4 December 2018
The Edge of Elfland
Recently Stephen Colbert decided to flip the script on The Late Show and had some of his famous friends come and interview him. One of those guests was noted astrophysicist (and often science fiction killjoy) Neil de Grasse Tyson. Toward the end of the interview, as Colbert’s faith comes up. Tyson asks Colbert, “How did you resolve the urges of a believer to reject evidence in favor of faith.” Stephen’s immediate answer, cutting into Tyson’s question? “Bullshit.” The rest of Stephen’s answer about the subject of his faith centers on one word: Gratitude.
This is not the first time Colbert has brought gratitude out as answer for why he has faith or even as a question those who don’t. Many times in his discussions with noted atheist Ricky Gervais, Stephen has turned the conversation to gratitude. Don’t we, after all, if we really feel thankful for the life we have, don’t we want someone to say thank you too?
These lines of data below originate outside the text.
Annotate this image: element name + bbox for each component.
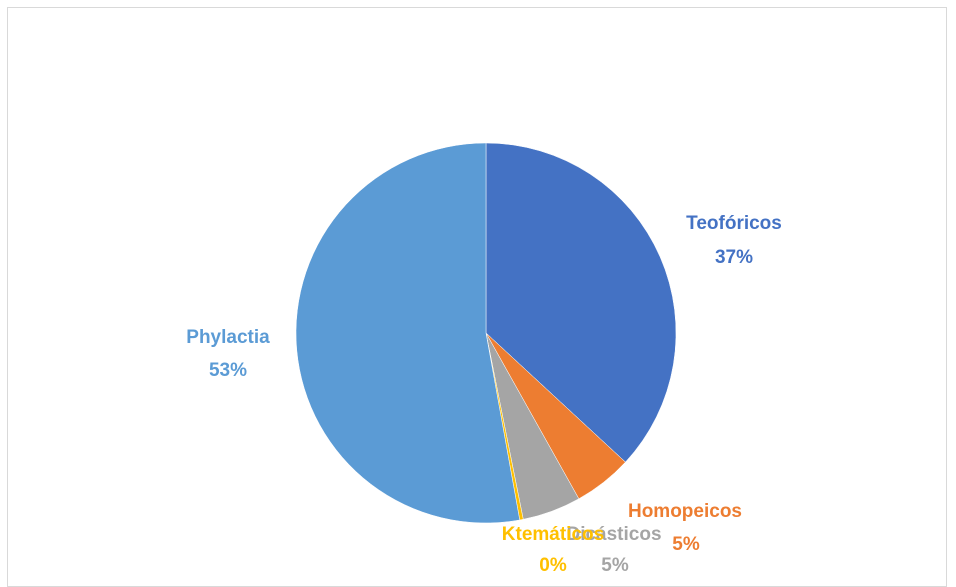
pie-slices bbox=[295, 142, 677, 524]
label-teoforicos-value: 37% bbox=[715, 247, 753, 268]
label-phylactia-name: Phylactia bbox=[186, 327, 270, 348]
label-phylactia-value: 53% bbox=[209, 360, 247, 381]
label-ktematicos-name: Ktemáticos bbox=[502, 524, 604, 545]
pie-slice-phylactia bbox=[295, 142, 521, 524]
pie-slice-teoforicos bbox=[485, 142, 677, 463]
label-dicasticos-name: Dicásticos bbox=[566, 524, 661, 545]
label-teoforicos-name: Teofóricos bbox=[686, 213, 782, 234]
label-ktematicos-value: 0% bbox=[539, 555, 567, 576]
label-homopeicos-value: 5% bbox=[672, 534, 700, 555]
label-dicasticos-value: 5% bbox=[601, 555, 629, 576]
label-homopeicos-name: Homopeicos bbox=[628, 501, 742, 522]
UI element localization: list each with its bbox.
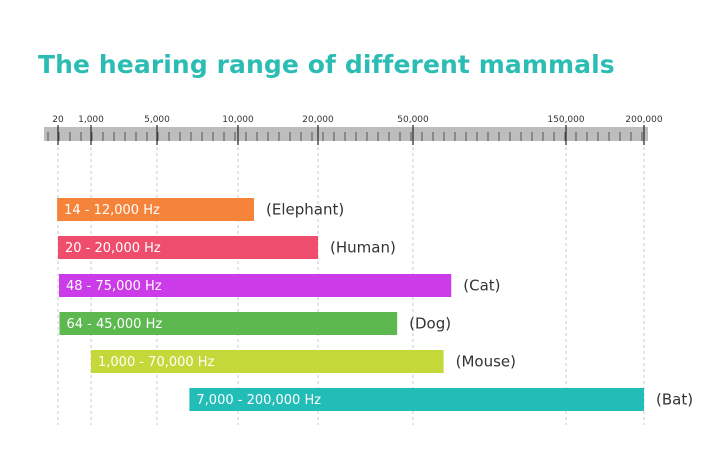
tick-label: 5,000 xyxy=(144,115,170,125)
tick-label: 150,000 xyxy=(547,115,584,125)
range-label: 64 - 45,000 Hz xyxy=(66,317,162,332)
range-label: 7,000 - 200,000 Hz xyxy=(196,393,321,408)
tick-label: 10,000 xyxy=(222,115,254,125)
tick-label: 20 xyxy=(52,115,64,125)
animal-label: (Dog) xyxy=(409,315,451,333)
animal-label: (Human) xyxy=(330,239,396,257)
animal-label: (Cat) xyxy=(463,277,500,295)
bar-dog xyxy=(59,312,398,335)
bar-bat xyxy=(189,388,644,411)
tick-label: 50,000 xyxy=(397,115,429,125)
x-axis: 20 1,000 5,000 10,000 20,000 50,000 150,000 200… xyxy=(44,115,663,145)
bar-cat xyxy=(58,274,452,297)
bar-mouse xyxy=(91,350,444,373)
bar-human xyxy=(58,236,318,259)
chart-title: The hearing range of different mammals xyxy=(38,50,615,79)
animal-label: (Bat) xyxy=(656,391,693,409)
range-label: 1,000 - 70,000 Hz xyxy=(98,355,215,370)
range-label: 14 - 12,000 Hz xyxy=(64,203,160,218)
grid-lines xyxy=(57,141,645,425)
range-label: 20 - 20,000 Hz xyxy=(65,241,161,256)
animal-label: (Elephant) xyxy=(266,201,344,219)
tick-label: 1,000 xyxy=(78,115,104,125)
axis-band xyxy=(44,127,648,141)
tick-label: 200,000 xyxy=(625,115,662,125)
animal-label: (Mouse) xyxy=(456,353,516,371)
bar-elephant xyxy=(57,198,254,221)
tick-label: 20,000 xyxy=(302,115,334,125)
range-label: 48 - 75,000 Hz xyxy=(66,279,162,294)
bars: 14 - 12,000 Hz (Elephant) 20 - 20,000 Hz (H… xyxy=(57,198,693,411)
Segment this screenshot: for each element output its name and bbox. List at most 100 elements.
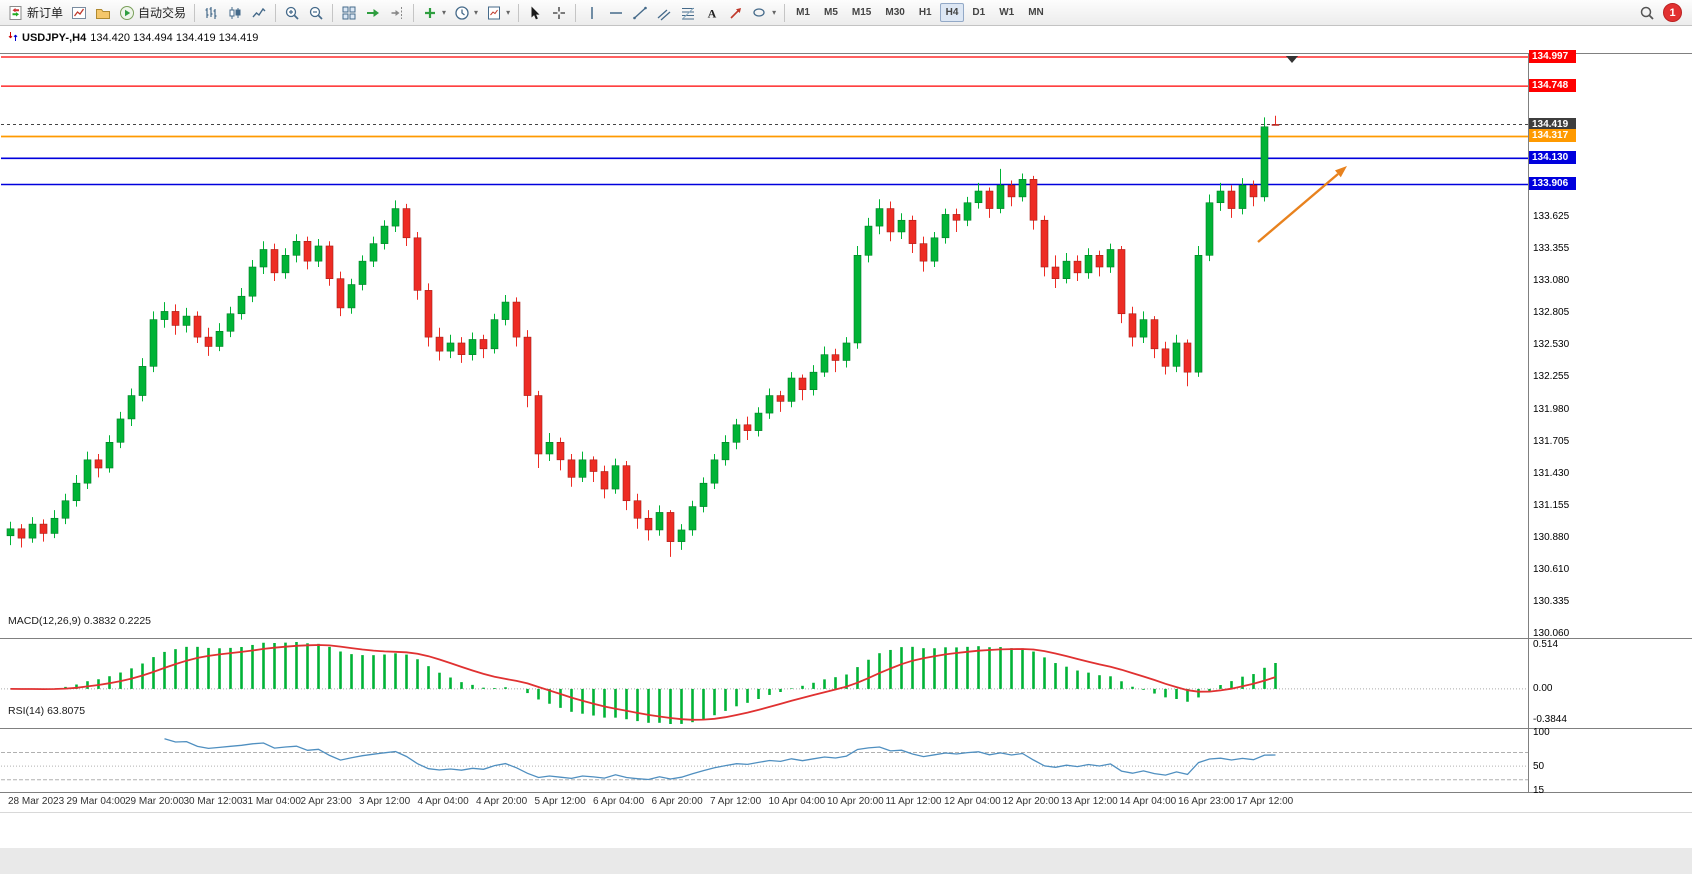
svg-text:A: A xyxy=(708,6,717,20)
chart-overlay: 133.625 133.355 133.080 132.805 132.530 132.2… xyxy=(0,26,1692,874)
price-badge: 134.748 xyxy=(1529,79,1576,93)
horizontal-line-icon xyxy=(608,5,624,21)
search-button[interactable] xyxy=(1635,2,1659,24)
candle xyxy=(743,424,752,431)
auto-scroll-button[interactable] xyxy=(361,2,385,24)
candle xyxy=(446,342,455,352)
new-order-button[interactable]: 新订单 xyxy=(4,2,67,24)
notifications-button[interactable]: 1 xyxy=(1663,3,1682,22)
candle xyxy=(1249,184,1258,198)
timeframe-m15-button[interactable]: M15 xyxy=(851,7,872,18)
candle xyxy=(1084,255,1093,274)
candle xyxy=(61,500,70,519)
candle xyxy=(655,512,664,531)
candle xyxy=(435,336,444,352)
candle xyxy=(1260,126,1269,198)
price-chart-canvas[interactable] xyxy=(0,26,1692,874)
chart-shift-button[interactable] xyxy=(385,2,409,24)
candle xyxy=(556,441,565,461)
trendline-button[interactable] xyxy=(628,2,652,24)
rsi-axis-label: 50 xyxy=(1533,761,1545,773)
crosshair-button[interactable] xyxy=(547,2,571,24)
candle xyxy=(633,500,642,519)
candle xyxy=(402,208,411,239)
vertical-line-button[interactable] xyxy=(580,2,604,24)
candle xyxy=(468,339,477,355)
arrow-label-button[interactable] xyxy=(724,2,748,24)
timeframe-d1-button[interactable]: D1 xyxy=(972,7,986,18)
crosshair-icon xyxy=(551,5,567,21)
toolbar-separator xyxy=(275,3,277,22)
timeframe-m1-button[interactable]: M1 xyxy=(796,7,810,18)
candle xyxy=(1172,342,1181,367)
candle xyxy=(996,184,1005,209)
candle xyxy=(149,319,158,367)
candle xyxy=(1128,313,1137,338)
macd-axis-label: 0.00 xyxy=(1533,682,1553,694)
price-axis-label: 130.060 xyxy=(1533,627,1570,639)
toolbar-separator xyxy=(784,3,786,22)
profiles-button[interactable] xyxy=(91,2,115,24)
chart-window[interactable]: 133.625 133.355 133.080 132.805 132.530 132.2… xyxy=(0,26,1692,848)
candle xyxy=(1183,342,1192,373)
price-axis-label: 131.155 xyxy=(1533,499,1570,511)
candle xyxy=(248,266,257,297)
price-axis-label: 130.610 xyxy=(1533,563,1570,575)
cursor-icon xyxy=(527,5,543,21)
candle xyxy=(963,202,972,221)
candle xyxy=(1194,255,1203,373)
candle xyxy=(138,366,147,396)
timeframe-h1-button[interactable]: H1 xyxy=(918,7,932,18)
charts-new-icon xyxy=(71,5,87,21)
macd-signal-line xyxy=(10,644,1276,721)
candle xyxy=(1271,124,1280,126)
price-axis-label: 132.530 xyxy=(1533,339,1570,351)
candle xyxy=(1216,190,1225,204)
price-axis-label: 131.980 xyxy=(1533,403,1570,415)
indicators-button[interactable]: ▾ xyxy=(418,2,450,24)
chart-title: USDJPY-,H4 134.420 134.494 134.419 134.4… xyxy=(8,31,258,45)
candle xyxy=(204,336,213,347)
candle xyxy=(622,465,631,502)
templates-button[interactable]: ▾ xyxy=(482,2,514,24)
charts-new-button[interactable] xyxy=(67,2,91,24)
price-axis-label: 132.255 xyxy=(1533,371,1570,383)
horizontal-line-button[interactable] xyxy=(604,2,628,24)
periods-icon xyxy=(454,5,470,21)
zoom-out-button[interactable] xyxy=(304,2,328,24)
candle xyxy=(1029,179,1038,221)
equidistant-channel-button[interactable] xyxy=(652,2,676,24)
rsi-line xyxy=(164,738,1276,781)
timeframe-h4-button[interactable]: H4 xyxy=(939,3,965,22)
vertical-line-icon xyxy=(584,5,600,21)
candle xyxy=(732,424,741,443)
periods-button[interactable]: ▾ xyxy=(450,2,482,24)
candle xyxy=(17,528,26,539)
candlestick-chart-button[interactable] xyxy=(223,2,247,24)
arrow-annotation[interactable] xyxy=(1257,173,1339,243)
text-button[interactable]: A xyxy=(700,2,724,24)
arrow-label-icon xyxy=(728,5,744,21)
time-axis-label: 14 Apr 04:00 xyxy=(1119,796,1177,807)
tile-windows-button[interactable] xyxy=(337,2,361,24)
shapes-button[interactable]: ▾ xyxy=(748,2,780,24)
candle xyxy=(1161,348,1170,367)
candle xyxy=(864,225,873,256)
toolbar-separator xyxy=(575,3,577,22)
time-axis-label: 29 Mar 04:00 xyxy=(66,796,126,807)
candle xyxy=(809,371,818,391)
fibonacci-button[interactable] xyxy=(676,2,700,24)
timeframe-m30-button[interactable]: M30 xyxy=(885,7,905,18)
timeframe-w1-button[interactable]: W1 xyxy=(999,7,1015,18)
line-chart-button[interactable] xyxy=(247,2,271,24)
bar-chart-button[interactable] xyxy=(199,2,223,24)
timeframe-mn-button[interactable]: MN xyxy=(1028,7,1044,18)
candle xyxy=(688,506,697,531)
zoom-in-button[interactable] xyxy=(280,2,304,24)
candle xyxy=(50,517,59,534)
fibonacci-icon xyxy=(680,5,696,21)
price-axis-label: 131.430 xyxy=(1533,467,1570,479)
cursor-button[interactable] xyxy=(523,2,547,24)
timeframe-m5-button[interactable]: M5 xyxy=(824,7,838,18)
autotrading-button[interactable]: 自动交易 xyxy=(115,2,190,24)
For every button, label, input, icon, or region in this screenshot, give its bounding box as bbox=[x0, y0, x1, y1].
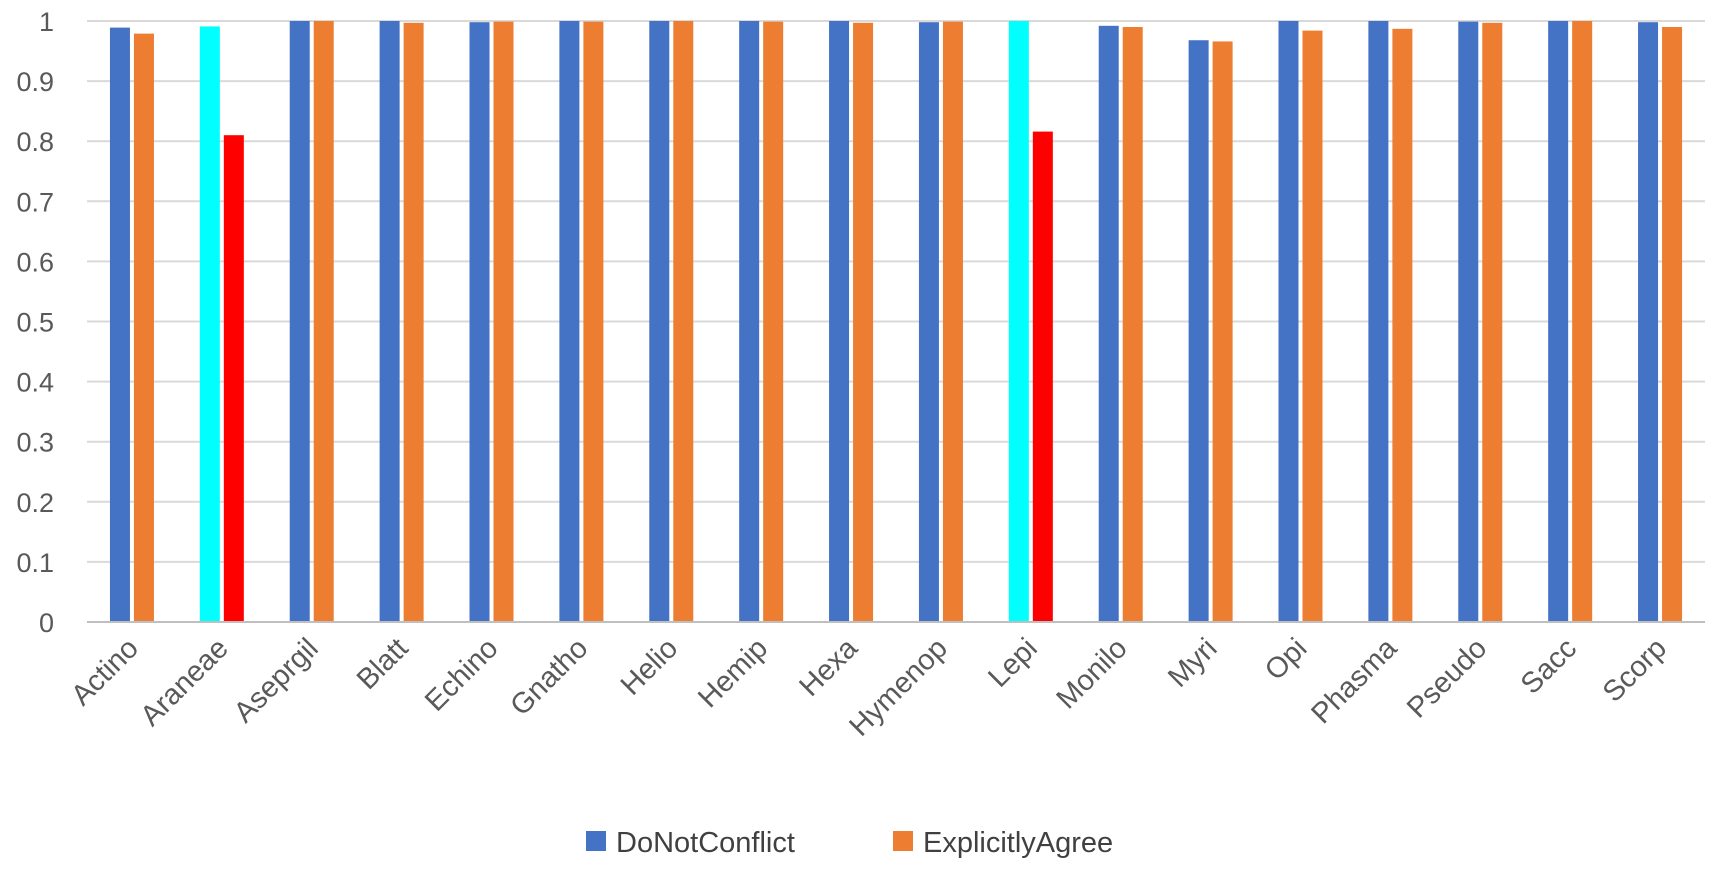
legend-swatch-explicitlyagree bbox=[893, 831, 913, 851]
bar-explicitlyagree-monilo bbox=[1122, 27, 1143, 622]
x-tick-label-hymenop: Hymenop bbox=[843, 632, 953, 742]
bar-explicitlyagree-actino bbox=[133, 33, 154, 623]
y-tick-label: 0 bbox=[39, 608, 54, 638]
x-tick-label-hemip: Hemip bbox=[692, 632, 774, 714]
bar-explicitlyagree-pseudo bbox=[1482, 22, 1503, 623]
bar-donotconflict-monilo bbox=[1098, 25, 1119, 623]
bar-explicitlyagree-hexa bbox=[853, 22, 874, 623]
bar-explicitlyagree-echino bbox=[493, 21, 514, 622]
legend-label-explicitlyagree: ExplicitlyAgree bbox=[923, 827, 1113, 859]
bar-explicitlyagree-hemip bbox=[763, 21, 784, 622]
x-tick-label-actino: Actino bbox=[65, 632, 145, 712]
y-tick-label: 0.9 bbox=[16, 67, 54, 97]
x-tick-label-myri: Myri bbox=[1162, 632, 1223, 693]
bar-donotconflict-hexa bbox=[829, 21, 850, 622]
bar-donotconflict-lepi bbox=[1008, 21, 1029, 622]
y-tick-label: 0.6 bbox=[16, 247, 54, 277]
x-tick-label-echino: Echino bbox=[419, 632, 504, 717]
x-tick-label-araneae: Araneae bbox=[135, 632, 235, 732]
x-tick-label-pseudo: Pseudo bbox=[1401, 632, 1493, 724]
bar-explicitlyagree-opi bbox=[1302, 30, 1323, 622]
gridlines bbox=[87, 20, 1705, 563]
bar-explicitlyagree-araneae bbox=[223, 135, 244, 622]
bar-explicitlyagree-myri bbox=[1212, 41, 1233, 622]
x-tick-label-gnatho: Gnatho bbox=[504, 632, 594, 722]
bar-explicitlyagree-blatt bbox=[403, 22, 424, 623]
bar-donotconflict-pseudo bbox=[1458, 21, 1479, 622]
y-tick-label: 0.5 bbox=[16, 308, 54, 338]
legend-item-donotconflict: DoNotConflict bbox=[586, 827, 795, 859]
bar-explicitlyagree-scorp bbox=[1662, 27, 1683, 622]
bar-donotconflict-araneae bbox=[199, 26, 220, 623]
bar-donotconflict-phasma bbox=[1368, 21, 1389, 622]
x-tick-label-sacc: Sacc bbox=[1515, 632, 1583, 700]
bar-donotconflict-blatt bbox=[379, 21, 400, 622]
y-tick-label: 1 bbox=[39, 7, 54, 37]
y-tick-label: 0.8 bbox=[16, 127, 54, 157]
legend: DoNotConflict ExplicitlyAgree bbox=[586, 827, 1113, 859]
y-tick-label: 0.1 bbox=[16, 548, 54, 578]
bar-donotconflict-myri bbox=[1188, 40, 1209, 623]
x-tick-label-phasma: Phasma bbox=[1305, 632, 1403, 730]
bar-explicitlyagree-aseprgil bbox=[313, 21, 334, 622]
y-tick-label: 0.3 bbox=[16, 428, 54, 458]
bar-donotconflict-helio bbox=[649, 21, 670, 622]
x-tick-label-blatt: Blatt bbox=[351, 632, 415, 696]
x-tick-label-scorp: Scorp bbox=[1597, 632, 1673, 708]
y-tick-label: 0.7 bbox=[16, 187, 54, 217]
bar-donotconflict-echino bbox=[469, 22, 490, 622]
bars bbox=[109, 21, 1683, 623]
x-tick-label-aseprgil: Aseprgil bbox=[228, 632, 325, 729]
bar-explicitlyagree-phasma bbox=[1392, 28, 1413, 623]
x-tick-label-lepi: Lepi bbox=[982, 632, 1043, 693]
x-tick-label-opi: Opi bbox=[1259, 632, 1314, 687]
bar-donotconflict-gnatho bbox=[559, 21, 580, 622]
bar-explicitlyagree-lepi bbox=[1032, 131, 1053, 623]
bar-donotconflict-scorp bbox=[1638, 22, 1659, 622]
bar-donotconflict-hymenop bbox=[918, 22, 939, 622]
x-tick-label-helio: Helio bbox=[615, 632, 684, 701]
bar-explicitlyagree-gnatho bbox=[583, 21, 604, 622]
x-tick-label-hexa: Hexa bbox=[794, 632, 865, 703]
bar-explicitlyagree-helio bbox=[673, 21, 694, 622]
bar-donotconflict-aseprgil bbox=[289, 21, 310, 622]
bar-donotconflict-opi bbox=[1278, 21, 1299, 622]
legend-swatch-donotconflict bbox=[586, 831, 606, 851]
bar-explicitlyagree-hymenop bbox=[942, 21, 963, 622]
legend-item-explicitlyagree: ExplicitlyAgree bbox=[893, 827, 1113, 859]
x-tick-label-monilo: Monilo bbox=[1051, 632, 1134, 715]
bar-donotconflict-hemip bbox=[739, 21, 760, 622]
legend-label-donotconflict: DoNotConflict bbox=[616, 827, 795, 859]
bar-donotconflict-actino bbox=[109, 27, 130, 622]
bar-explicitlyagree-sacc bbox=[1572, 21, 1593, 622]
y-axis-tick-labels: 0 0.1 0.2 0.3 0.4 0.5 0.6 0.7 0.8 0.9 1 bbox=[16, 7, 54, 638]
y-tick-label: 0.4 bbox=[16, 368, 54, 398]
y-tick-label: 0.2 bbox=[16, 488, 54, 518]
bar-donotconflict-sacc bbox=[1548, 21, 1569, 622]
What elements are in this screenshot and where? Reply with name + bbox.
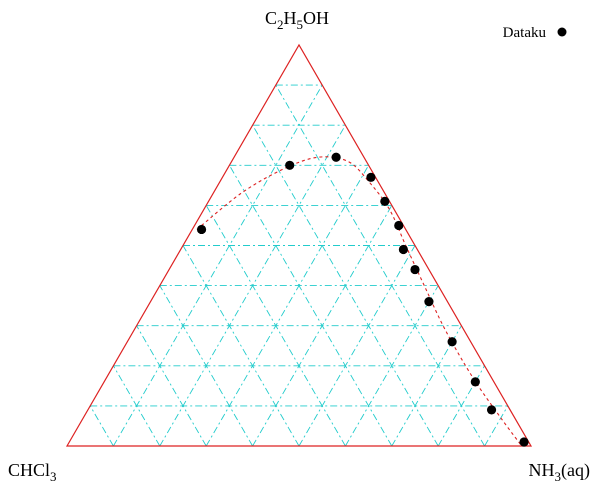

Some might argue that this is not the best answer or even question. After all, in the rest of the interview, Colbert does not bring up the Catholic understanding of fides et ratio nor does he discuss the idea of “faith seeking understanding.” And yet, I cannot help but think that perhaps in some instances, especially in this one, perhaps gratitude is the right tack after all. In fact, Colbert’s approach reminds me of another, arguably even more, famous Catholic: G.K. Chesterton.Chesterton wrote many things about Santa Claus, in his book Orthodoxy he says this:
“Children are grateful when Santa Claus puts in their stockings gifts of toys or sweets. Could I not be grateful to Santa Claus when he put in my stockings the gift of two miraculous legs? We thank people for birthday presents of cigars and slippers. Can I thank no one for the birthday present of birth?”
Chesterton’s point is that gratitude is a natural response to reality. This feeling of gratitude, this desire that most of us feel (though perhaps not all the time) for existence itself, for the fact that there is something rather than nothing is evidence that there may be someone to whom we ought to be grateful.
So, while Colbert’s response may not have been as full as some would wish, did not cover all the ground that a theologian, that even someone like me, might be able to give, I still like it. I like that rather than trying to outsmart Tyson, which philosophically and theologically I’m certain Colbert could, Colbert tries to engage Tyson through the notion of gratitude. Stephen even readily admits that he likes evidence, “that it is better to know then not to know.” But, for Colbert, his faith begins in mystery, it begins in the desire to be grateful. This is not a knock-down argument set to convince any and every atheist. There is no such thing. Rather, it is a way of knowing, a way of approaching reality that attempts to make the best sense out of the evidence that we exist and that we feel a desire to be grateful for that existence. It isn’t perfect, but I like it.